Nouveaux outils de la connaissance et partage des savoirs

André Garcia

La Bibliothèque publique d’information du Centre Pompidou a invité le 14 mai un public de professionnels et usagers de bibliothèques pour une journée raccourcie mais dense de réflexion sur les nouveaux outils de la connaissance et le partage des savoirs. Les débats ont été diffusés par France Culture et on les trouvera aussi dans la bibliothèque numérique de la BPI.

Des maîtres de la recherche, dont Édouard Brézin, présentent une brillante introduction aux sciences contemporaines, exploitant notamment le rapport de la revue Science sur la perspective de 125 questions non résolues. Plus tard, dans l’après-midi, ont lieu de longs débats sur la neurobiologie, l’imagerie médicale, et même la localisation de l’âme. On en retrouvera le fil dans les ouvrages réputés des orateurs, Jean-Didier Vincent et Olivier Houdé. Passionnantes en elles-mêmes, ces présentations allongeaient un peu le fil à tirer en direction des usagers de bibliothèques.

Techniques d’information et de mise en relation

Directeur de la recherche à l’Inria (Institut national de recherche en informatique et en automatique), Claude Puech est plus proche de notre sujet lorsqu’il reprend un descriptif du nouvel environnement des techniques d’information et de mise en relation, avec ses stratégies possibles : intelligence artificielle, nouveaux canaux de diffusion, boucles de rétroaction. Il développe les méthodes de visualisation, par exemple pour l’analyse des réseaux sociaux.

On peut ajouter ici que la visualisation des réseaux de concepts, appuyés sur les thésaurus de mots-clés (taxonomie) et les banques d’abstracts, fournirait au lecteur un excellent outil de recherche. Les moteurs actuels, depuis Altavista jusqu’à Google, balaient internet à la recherche de chaînes de caractères et produisent une information surabondante pour laquelle il faut ensuite laborieusement trouver et construire du sens. Partir au contraire des questions du chercheur (méta-questions du type quoi, pourquoi, etc., plus familles de questions de diagnostic et d’action nées des métiers d’ingénieur, de médecin, d’analyste financier, de stratège militaire, etc.) produirait un branchement plus direct et personnalisable vers les corpus d’informations d’internet et surtout des idées pertinentes. Donc une satisfaction plus rapide du lecteur.

Jérôme Bindé propose en fin de matinée les vues prospectives de l’Unesco.

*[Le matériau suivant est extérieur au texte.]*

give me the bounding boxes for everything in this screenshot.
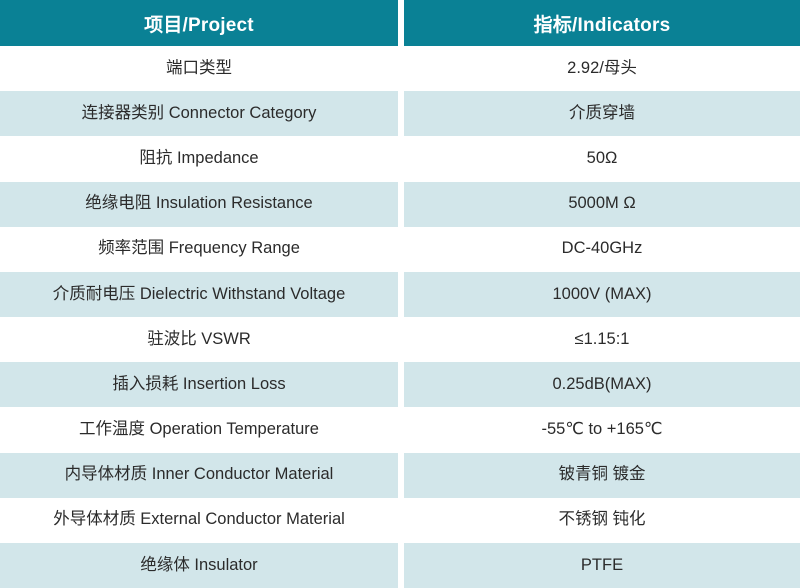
cell-project: 绝缘电阻 Insulation Resistance	[0, 182, 398, 227]
column-header-project: 项目/Project	[0, 0, 398, 46]
table-row: 阻抗 Impedance50Ω	[0, 136, 800, 181]
cell-project: 阻抗 Impedance	[0, 136, 398, 181]
column-header-indicators: 指标/Indicators	[404, 0, 800, 46]
cell-project: 绝缘体 Insulator	[0, 543, 398, 588]
cell-project: 连接器类别 Connector Category	[0, 91, 398, 136]
cell-indicator: 2.92/母头	[404, 46, 800, 91]
table-row: 绝缘体 InsulatorPTFE	[0, 543, 800, 588]
cell-indicator: ≤1.15:1	[404, 317, 800, 362]
cell-project: 频率范围 Frequency Range	[0, 227, 398, 272]
cell-indicator: 50Ω	[404, 136, 800, 181]
table-row: 工作温度 Operation Temperature-55℃ to +165℃	[0, 407, 800, 452]
table-row: 频率范围 Frequency RangeDC-40GHz	[0, 227, 800, 272]
cell-project: 介质耐电压 Dielectric Withstand Voltage	[0, 272, 398, 317]
table-row: 驻波比 VSWR≤1.15:1	[0, 317, 800, 362]
table-row: 绝缘电阻 Insulation Resistance5000M Ω	[0, 182, 800, 227]
cell-project: 插入损耗 Insertion Loss	[0, 362, 398, 407]
cell-indicator: 介质穿墙	[404, 91, 800, 136]
cell-indicator: PTFE	[404, 543, 800, 588]
specification-table: 项目/Project 指标/Indicators 端口类型2.92/母头连接器类…	[0, 0, 800, 588]
cell-indicator: 5000M Ω	[404, 182, 800, 227]
table-header-row: 项目/Project 指标/Indicators	[0, 0, 800, 46]
cell-indicator: 不锈钢 钝化	[404, 498, 800, 543]
table-row: 介质耐电压 Dielectric Withstand Voltage1000V …	[0, 272, 800, 317]
table-body: 端口类型2.92/母头连接器类别 Connector Category介质穿墙阻…	[0, 46, 800, 588]
cell-indicator: 1000V (MAX)	[404, 272, 800, 317]
cell-project: 驻波比 VSWR	[0, 317, 398, 362]
table-row: 插入损耗 Insertion Loss0.25dB(MAX)	[0, 362, 800, 407]
table-row: 内导体材质 Inner Conductor Material铍青铜 镀金	[0, 453, 800, 498]
cell-indicator: DC-40GHz	[404, 227, 800, 272]
table-row: 外导体材质 External Conductor Material不锈钢 钝化	[0, 498, 800, 543]
table-row: 连接器类别 Connector Category介质穿墙	[0, 91, 800, 136]
cell-indicator: 0.25dB(MAX)	[404, 362, 800, 407]
cell-project: 内导体材质 Inner Conductor Material	[0, 453, 398, 498]
table-row: 端口类型2.92/母头	[0, 46, 800, 91]
cell-indicator: -55℃ to +165℃	[404, 407, 800, 452]
cell-project: 工作温度 Operation Temperature	[0, 407, 398, 452]
cell-indicator: 铍青铜 镀金	[404, 453, 800, 498]
cell-project: 端口类型	[0, 46, 398, 91]
cell-project: 外导体材质 External Conductor Material	[0, 498, 398, 543]
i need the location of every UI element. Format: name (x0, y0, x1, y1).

Ce n’est qu’en milieu d’après-midi que Claudia Lux, présidente élue de l’Ifla rappelle la nouvelle problématique des professionnels : acquisition des savoirs hors lecture (son, image, vidéo, lecteur vocal, etc.), recherche du contexte, recherche associative, débats possibles à proximité de la salle de lecture muette, utilisation du web et des blogs pour la recherche et la formation…

Comment la bibliothèque épousera-t-elle les réseaux du savoir ?

Le tout dernier débat s’ouvre enfin sur « Comment la bibliothèque épousera-t-elle les réseaux du savoir ? ».

Catherine Dhérent propose une vue originale sur l’archivage et surtout le « Records Management » à la Bibliothèque nationale de France.

Frédéric Kaplan présente les travaux conduits à Lausanne sur les nouveaux e-books, les techniques d’annotation du livre et une table de lecteur projetant le texte sur un tableau facile à compléter, commenter, partager.

Pierre Beaudoin expose les résultats et projets de la fondation Wikimedia : diffusion libre de la connaissance, contenus gérés par les utilisateurs, contenus réutilisables. Bien sûr, les nombreuses versions multilingues de Wikipédia, mais aussi le dictionnaire, la galerie de photos, les wikisources (collection de textes numérisés en code texte), les citations, etc.  : tout ceci est gratuit et sans publicité.

Arnaud Beaufort présente l’effort développé par la BnF depuis la proposition de Google de numériser les fonds des grandes bibliothèques. La réaction conduite par la BnF en faveur d’un projet européen se poursuit par la numérisation des fonds libres de droits (livres choisis, jusqu’ici principalement numérisés sous forme d’images non transformables) et un projet d’accord avec éditeurs et libraires sur la mise à disposition d’ouvrages plus récents. Il s’ensuit un débat sur les résultats comparés de la puissante et professionnelle BnF et de ses concurrents commerciaux (Google) ou coopératifs (Wikimedia). On pensera par exemple aux avancées décisives réalisées dans les deux dernières années sur le marché français de la lecture par Google et Amazon, dans tout ce qui concerne l’assistance à la sélection du livre, aux commentaires coopératifs sur réseau, aux services de flux RSS, etc. Légitimement préoccupée de la protection du patrimoine imprimé, la BnF apparaît un peu timide sur les modalités d’appropriation et de partage des contenus par le lecteur, raison d’être du bibliothécaire.